Broken glass can still protect a picture.
One Saturday afternoon, Paige came up the driveway. She stood at the edge of the lavender, holding a paper bag of grocery-store muffins like an offering.
I watched her from the porch.
She did not ask to be forgiven. She only said, “I’d like to help.”
So I handed her a pair of gardening gloves.
We worked in silence for an hour, pulling weeds from the soil Vivian had once tried to bury. When Paige began to cry, I did not comfort her. But I did not send her away either.
That was enough for the first day.
At sunset, I stood alone on the porch and looked out over Harland. The town that had watched me disappear now watched the lights come back on in the house on Miller Hill.
For years, I thought reclaiming the house would feel like victory. It did not.

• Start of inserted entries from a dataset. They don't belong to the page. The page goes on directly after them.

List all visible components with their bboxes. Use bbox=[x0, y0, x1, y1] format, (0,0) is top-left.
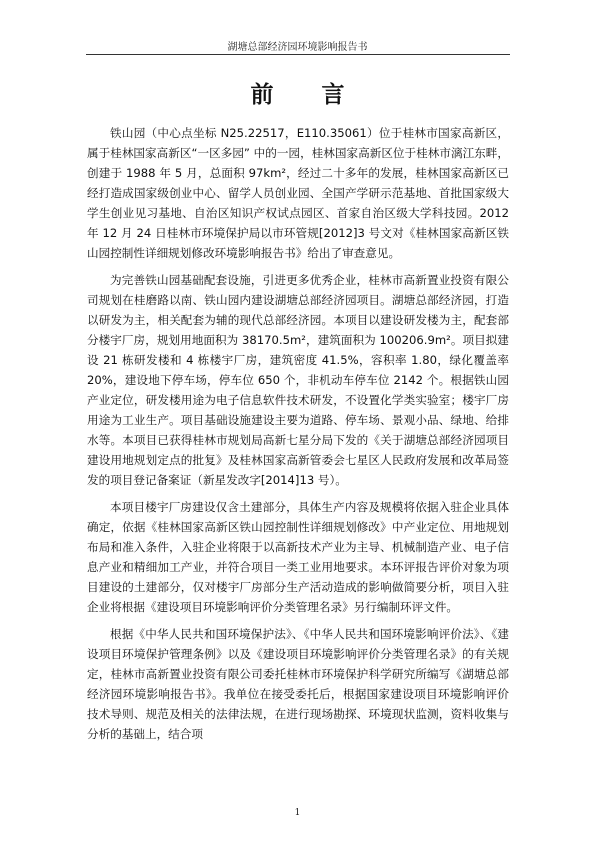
running-header: 湖塘总部经济园环境影响报告书 bbox=[227, 42, 368, 53]
paragraph: 本项目楼宇厂房建设仅含土建部分，具体生产内容及规模将依据入驻企业具体确定，依据《桂林国家高新区铁山园控制性详细规划修改》中产业定位、用地规划布局和准入条件，入驻企业将限于以高新技术产业为主导、机械制造产业、电子信息产业和精细加工产业，并符合项目一类工业用地要求。本环评报告评价对象为项目建设的土建部分，仅对楼宇厂房部分生产活动造成的影响做简要分析，项目入驻企业将根据《建设项目环境影响评价分类管理名录》另行编制环评文件。 bbox=[87, 500, 509, 614]
paragraph: 铁山园（中心点坐标 N25.22517，E110.35061）位于桂林市国家高新区，属于桂林国家高新区“一区多园” 中的一园，桂林国家高新区位于桂林市漓江东畔，创建于 1988 年 5 月，总面积 97km²，经过二十多年的发展，桂林国家高新区已经打造成国家级创业中心、留学人员创业园、全国产学研示范基地、首批国家级大学生创业见习基地、自治区知识产权试点园区、首家自治区级大学科技园。2012 年 12 月 24 日桂林市环境保护局以市环管规[2012]3 号文对《桂林国家高新区铁山园控制性详细规划修改环境影响报告书》给出了审查意见。 bbox=[87, 126, 509, 260]
header-rule bbox=[86, 54, 510, 55]
page-title: 前 言 bbox=[250, 82, 365, 108]
paragraph: 根据《中华人民共和国环境保护法》、《中华人民共和国环境影响评价法》、《建设项目环境保护管理条例》以及《建设项目环境影响评价分类管理名录》的有关规定，桂林市高新置业投资有限公司委托桂林市环境保护科学研究所编写《湖塘总部经济园环境影响报告书》。我单位在接受委托后，根据国家建设项目环境影响评价技术导则、规范及相关的法律法规，在进行现场勘探、环境现状监测，资料收集与分析的基础上，结合项 bbox=[87, 627, 509, 741]
paragraph: 为完善铁山园基础配套设施，引进更多优秀企业，桂林市高新置业投资有限公司规划在桂磨路以南、铁山园内建设湖塘总部经济园项目。湖塘总部经济园，打造以研发为主，相关配套为辅的现代总部经济园。本项目以建设研发楼为主，配套部分楼宇厂房，规划用地面积为 38170.5m²，建筑面积为 100206.9m²。项目拟建设 21 栋研发楼和 4 栋楼宇厂房，建筑密度 41.5%，容积率 1.80，绿化覆盖率 20%，建设地下停车场，停车位 650 个，非机动车停车位 2142 个。根据铁山园产业定位，研发楼用途为电子信息软件技术研发，不设置化学类实验室；楼宇厂房用途为工业生产。项目基础设施建设主要为道路、停车场、景观小品、绿地、给排水等。本项目已获得桂林市规划局高新七星分局下发的《关于湖塘总部经济园项目建设用地规划定点的批复》及桂林国家高新管委会七星区人民政府发展和改革局签发的项目登记备案证（新星发改字[2014]13 号）。 bbox=[87, 273, 509, 487]
page-number: 1 bbox=[294, 808, 301, 818]
body-text bbox=[87, 123, 509, 751]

Victory sounded like the piano being tuned.
It smelled like lavender.
It looked like a frightened teenager asleep in the parlor with a blanket over her shoulders because, for one night at least, she had found somewhere safe.
My father had been weak. Vivian had been cruel. Derek had been a thief disguised as a son. And I had spent sixteen years believing survival meant becoming untouchable.
I was wrong.
Survival meant returning with steady hands.
It meant opening the locked rooms.
It meant reclaiming the territory grief had stolen and turning it into shelter for someone else.
I am Major Milly Davis. I was kept from my father’s funeral. I was told I was no longer family. But blood is not erased by a blocked church aisle, a forged will, or sixteen years of silence.
The house on Miller Hill stands again.